À ce stade, on ne peut que souligner l’importance de définir le phénomène que l’on cherche à saisir et punir : l’ingérence est-elle le moyen ou le résultat ? Le projet de loi fait référence aux vecteurs de propagande destinés à l’ingérence, ce qui ne nécessite pas forcément l’intrusion dans le système, telle que la cyber-attaque par exemple. On appréhende alors le phénomène par son résultat, qui est une atteinte potentielle aux intérêts fondamentaux de la Nation, l’immixtion dans les affaires intérieures d’autres États s’inscrivant dans une logique de subversion et de déstabilisation. 

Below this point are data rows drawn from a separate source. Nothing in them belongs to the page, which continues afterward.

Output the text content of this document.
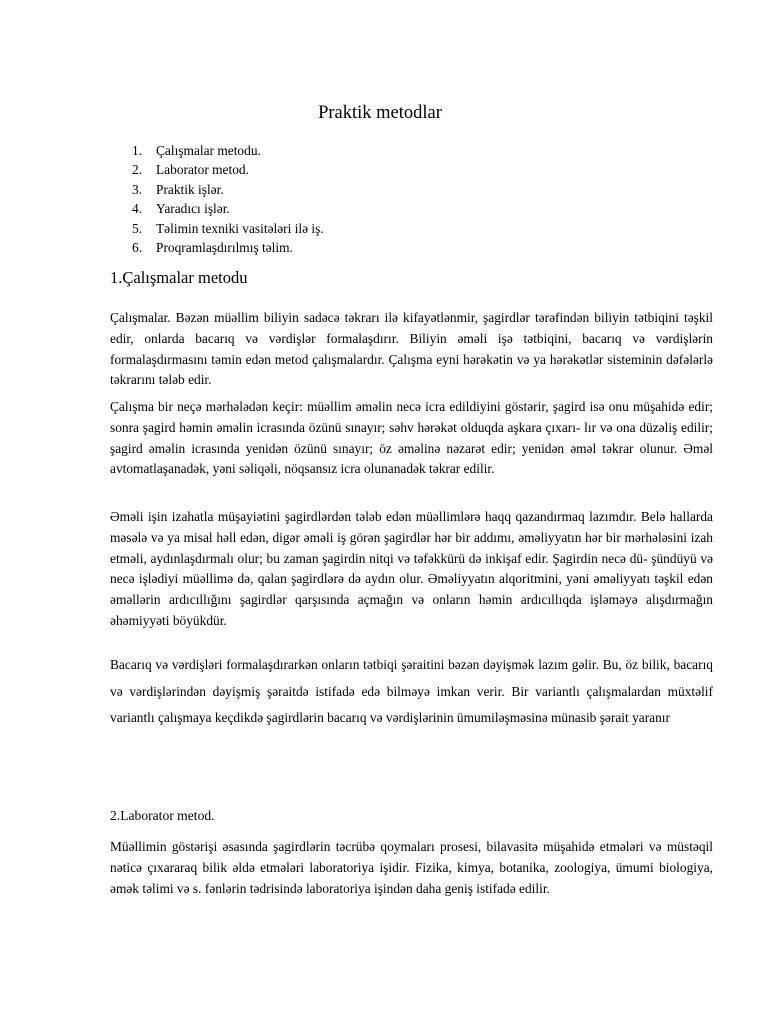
Praktik metodlar
1.	Çalışmalar metodu.
2.	Laborator metod.
3.	Praktik işlər.
4.	Yaradıcı işlər.
5.	Təlimin texniki vasitələri ilə iş.
6.	Proqramlaşdırılmış təlim.
1.Çalışmalar metodu

Çalışmalar. Bəzən müəllim biliyin sadəcə təkrarı ilə kifayətlənmir, şagirdlər tərəfindən biliyin tətbiqini təşkil edir, onlarda bacarıq və vərdişlər formalaşdırır. Biliyin əməli işə tətbiqini, bacarıq və vərdişlərin formalaşdırmasını təmin edən metod çalışmalardır. Çalışma eyni hərəkətin və ya hərəkətlər sisteminin dəfələrlə təkrarını tələb edir.

Çalışma bir neçə mərhələdən keçir: müəllim əməlin necə icra edildiyini göstərir, şagird isə onu müşahidə edir; sonra şagird həmin əməlin icrasında özünü sınayır; səhv hərəkət olduqda aşkara çıxarı- lır və ona düzəliş edilir; şagird əməlin icrasında yenidən özünü sınayır; öz əməlinə nəzarət edir; yenidən əməl təkrar olunur. Əməl avtomatlaşanadək, yəni səliqəli, nöqsansız icra olunanadək təkrar edilir.

Əməli işin izahatla müşayiətini şagirdlərdən tələb edən müəllimlərə haqq qazandırmaq lazımdır. Belə hallarda məsələ və ya misal həll edən, digər əməli iş görən şagirdlər hər bir addımı, əməliyyatın hər bir mərhələsini izah etməli, aydınlaşdırmalı olur; bu zaman şagirdin nitqi və təfəkkürü də inkişaf edir. Şagirdin necə dü- şündüyü və necə işlədiyi müəllimə də, qalan şagirdlərə də aydın olur. Əməliyyatın alqoritmini, yəni əməliyyatı təşkil edən əməllərin ardıcıllığını şagirdlər qarşısında açmağın və onların həmin ardıcıllıqda işləməyə alışdırmağın əhəmiyyəti böyükdür.

Bacarıq və vərdişləri formalaşdırarkən onların tətbiqi şəraitini bəzən dəyişmək lazım gəlir. Bu, öz bilik, bacarıq və vərdişlərindən dəyişmiş şəraitdə istifadə edə bilməyə imkan verir. Bir variantlı çalışmalardan müxtəlif variantlı çalışmaya keçdikdə şagirdlərin bacarıq və vərdişlərinin ümumiləşməsinə münasib şərait yaranır

2.Laborator metod.

Müəllimin göstərişi əsasında şagirdlərin təcrübə qoymaları prosesi, bilavasitə müşahidə etmələri və müstəqil nəticə çıxararaq bilik əldə etmələri laboratoriya işidir. Fizika, kimya, botanika, zoologiya, ümumi biologiya, əmək təlimi və s. fənlərin tədrisində laboratoriya işindən daha geniş istifadə edilir.
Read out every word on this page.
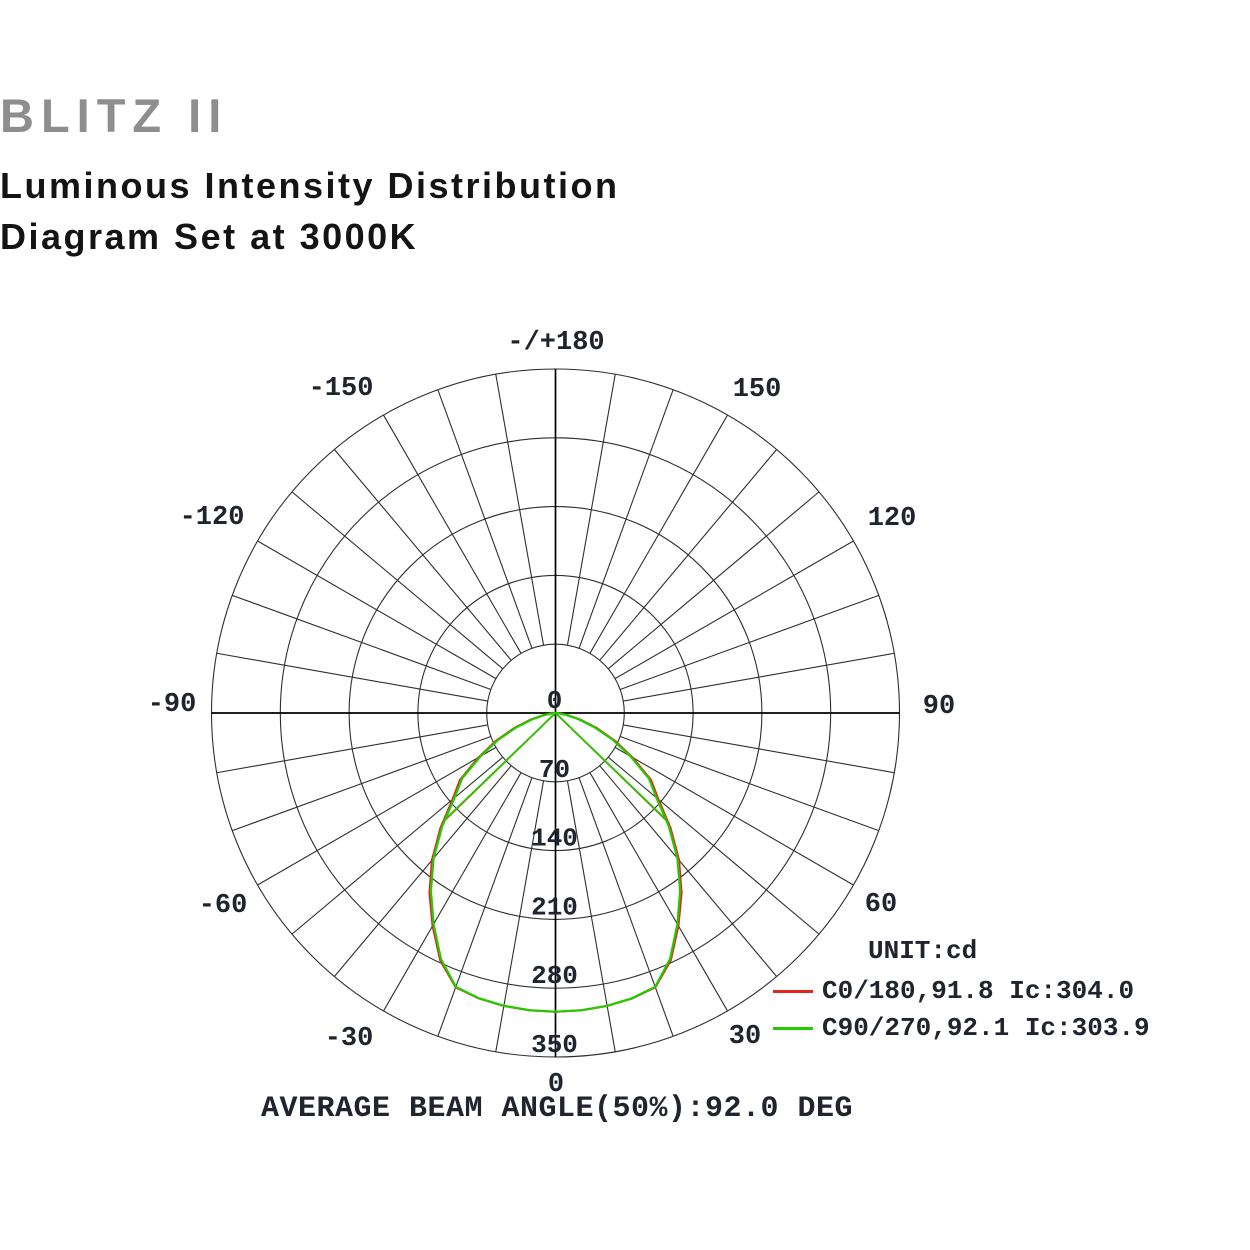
BLITZ II
Luminous Intensity Distribution
Diagram Set at 3000K
0
30
60
90
120
150
-/+180
-150
-120
-90
-60
-30
0
70
140
210
280
350
UNIT:cd
C0/180,91.8 Ic:304.0
C90/270,92.1 Ic:303.9
AVERAGE BEAM ANGLE(50%):92.0 DEG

Ces objectifs peuvent être atteints par les moyens traditionnels, comme l’espionnage, ou de manière plus novatrice, par les cyber-attaques, ou encore par une ingérence informationnelle, qu’il s’agisse de désinformation ou de manipulation de l’information, comme dans la présente affaire, consistant à diffuser des contenus de façon artificielle ou automatisée, massive et délibérée. Le contenu exact de l’information diffusée importerait alors peu, tout comme le caractère public de l’information diffusée, dans la mesure où l’ingérence pourrait être caractérisée dès lors qu’il s’agit de manipuler une information véridique et disponible publiquement. 

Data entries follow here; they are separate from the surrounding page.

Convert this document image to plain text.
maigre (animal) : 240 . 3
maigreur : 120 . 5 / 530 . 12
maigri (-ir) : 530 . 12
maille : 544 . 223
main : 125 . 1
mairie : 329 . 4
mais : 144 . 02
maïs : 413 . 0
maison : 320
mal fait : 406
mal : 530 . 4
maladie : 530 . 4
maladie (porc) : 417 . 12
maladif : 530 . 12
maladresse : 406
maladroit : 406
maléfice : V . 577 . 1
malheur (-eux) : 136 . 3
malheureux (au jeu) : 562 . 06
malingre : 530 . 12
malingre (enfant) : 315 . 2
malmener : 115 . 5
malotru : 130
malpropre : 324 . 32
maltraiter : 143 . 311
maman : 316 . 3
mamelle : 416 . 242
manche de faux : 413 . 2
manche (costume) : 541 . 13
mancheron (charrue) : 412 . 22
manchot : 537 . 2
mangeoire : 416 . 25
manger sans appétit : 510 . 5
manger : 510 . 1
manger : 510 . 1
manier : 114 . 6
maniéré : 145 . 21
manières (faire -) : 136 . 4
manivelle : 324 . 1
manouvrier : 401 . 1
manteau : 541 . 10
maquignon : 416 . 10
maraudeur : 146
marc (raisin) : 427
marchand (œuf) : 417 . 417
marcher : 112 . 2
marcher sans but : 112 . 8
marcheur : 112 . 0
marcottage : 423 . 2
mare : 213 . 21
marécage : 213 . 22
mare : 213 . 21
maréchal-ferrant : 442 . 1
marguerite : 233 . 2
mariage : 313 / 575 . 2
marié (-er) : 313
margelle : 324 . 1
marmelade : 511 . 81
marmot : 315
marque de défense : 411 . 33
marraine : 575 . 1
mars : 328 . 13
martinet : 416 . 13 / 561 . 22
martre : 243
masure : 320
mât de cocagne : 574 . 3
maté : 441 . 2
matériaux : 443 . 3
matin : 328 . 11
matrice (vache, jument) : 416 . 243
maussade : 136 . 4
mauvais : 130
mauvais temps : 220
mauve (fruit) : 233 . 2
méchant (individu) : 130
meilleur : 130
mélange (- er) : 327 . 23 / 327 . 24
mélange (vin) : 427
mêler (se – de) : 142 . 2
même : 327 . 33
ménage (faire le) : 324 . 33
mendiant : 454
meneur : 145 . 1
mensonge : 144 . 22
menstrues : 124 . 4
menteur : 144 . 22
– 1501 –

Quelle est l’approche du Quai d’Orsay ?

Le Quai d’Orsay a affirmé que l’on pouvait relier cette diffusion massive sur les réseaux au réseau russe avec un haut degré de confiance, ce qui met en exergue, en plus de la question de la qualification des faits, les difficultés relatives à la preuve du phénomène et à l’imputabilité à la souveraineté étrangère. C’est bien sûr la pierre angulaire de la problématique.

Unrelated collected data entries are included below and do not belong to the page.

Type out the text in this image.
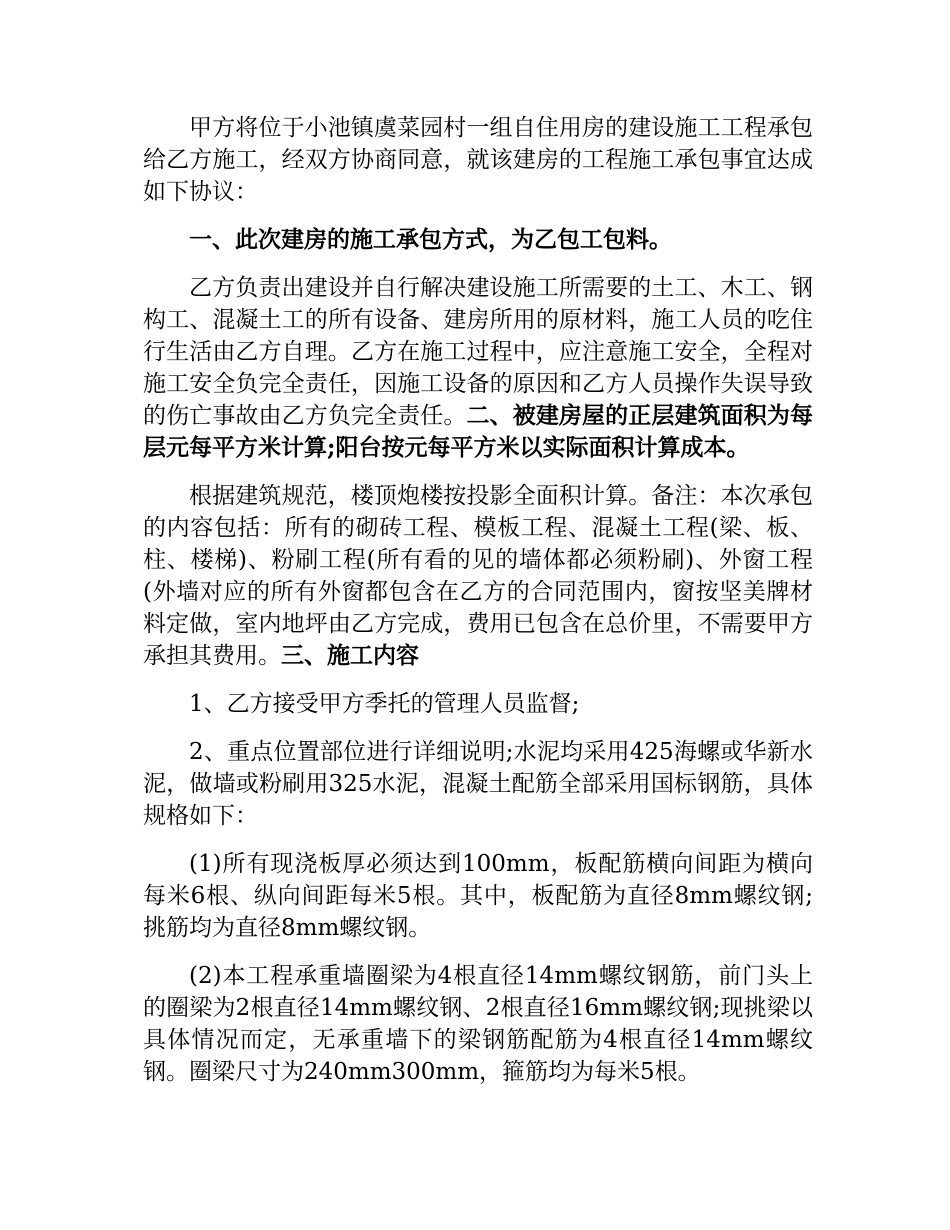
甲方将位于小池镇虞菜园村一组自住用房的建设施工工程承包给乙方施工，经双方协商同意，就该建房的工程施工承包事宜达成如下协议：

一、此次建房的施工承包方式，为乙包工包料。

乙方负责出建设并自行解决建设施工所需要的土工、木工、钢构工、混凝土工的所有设备、建房所用的原材料，施工人员的吃住行生活由乙方自理。乙方在施工过程中，应注意施工安全，全程对施工安全负完全责任，因施工设备的原因和乙方人员操作失误导致的伤亡事故由乙方负完全责任。二、被建房屋的正层建筑面积为每层元每平方米计算;阳台按元每平方米以实际面积计算成本。

根据建筑规范，楼顶炮楼按投影全面积计算。备注：本次承包的内容包括：所有的砌砖工程、模板工程、混凝土工程(梁、板、柱、楼梯)、粉刷工程(所有看的见的墙体都必须粉刷)、外窗工程(外墙对应的所有外窗都包含在乙方的合同范围内，窗按坚美牌材料定做，室内地坪由乙方完成，费用已包含在总价里，不需要甲方承担其费用。三、施工内容

1、乙方接受甲方季托的管理人员监督;

2、重点位置部位进行详细说明;水泥均采用425海螺或华新水泥，做墙或粉刷用325水泥，混凝土配筋全部采用国标钢筋，具体规格如下：

(1)所有现浇板厚必须达到100mm，板配筋横向间距为横向每米6根、纵向间距每米5根。其中，板配筋为直径8mm螺纹钢;挑筋均为直径8mm螺纹钢。

(2)本工程承重墙圈梁为4根直径14mm螺纹钢筋，前门头上的圈梁为2根直径14mm螺纹钢、2根直径16mm螺纹钢;现挑梁以具体情况而定，无承重墙下的梁钢筋配筋为4根直径14mm螺纹钢。圈梁尺寸为240mm300mm，箍筋均为每米5根。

Quant à la question de la preuve, elle suscite deux principales interrogations. Notamment, comment démontrer la provenance des publications litigieuses ? Pour le faire, les experts ont besoin d’une masse d’informations. Ils téléchargent des centaines de milliers ou des millions de tweets et de publications sur Facebook et d’articles d’actualité réels afin de créer des ensembles de données de comparaison. Autrement dit, à partir des données de quantité, les experts conduisent une analyse qualitative des tweets sur la base de leur contenu.

La seconde interrogation découle de la première et consiste à savoir quel est le standard pour établir que la publication est attribuée à tel ou tel compte. Selon le communiqué officiel de la diplomatie française, l’établissement du lien entre les publications des photos et certains comptes sur les réseaux sociaux est fait selon « un haut degré de confiance ». Or, ce standard de preuve n’équivaut pas à la certitude. La question est alors de savoir à partir de quand est atteint ce seuil de confiance. Dans la présente affaire, l’enquête se fonde sur des indices tels que le fait que les photos diffusées n’étaient trouvables nulle part ailleurs, ce qui a laissé penser qu’elles avaient été prises ou réceptionnées par une personne en lien avec le réseau de Doppelgänger

Enfin, établir la provenance des publications ne signifie pas forcément imputer le comportement numérique condamnable à la Russie. En effet, la manipulation de l’information est faite par des acteurs privés. La question de l’imputabilité à des puissances étrangères suscitera donc de nouvelles réflexions. La question récurrente en droit international public de l’attribution d’un acte à un État promet de s’aviver face à ce nouveau défi pour le droit que représente l’ingérence numérique.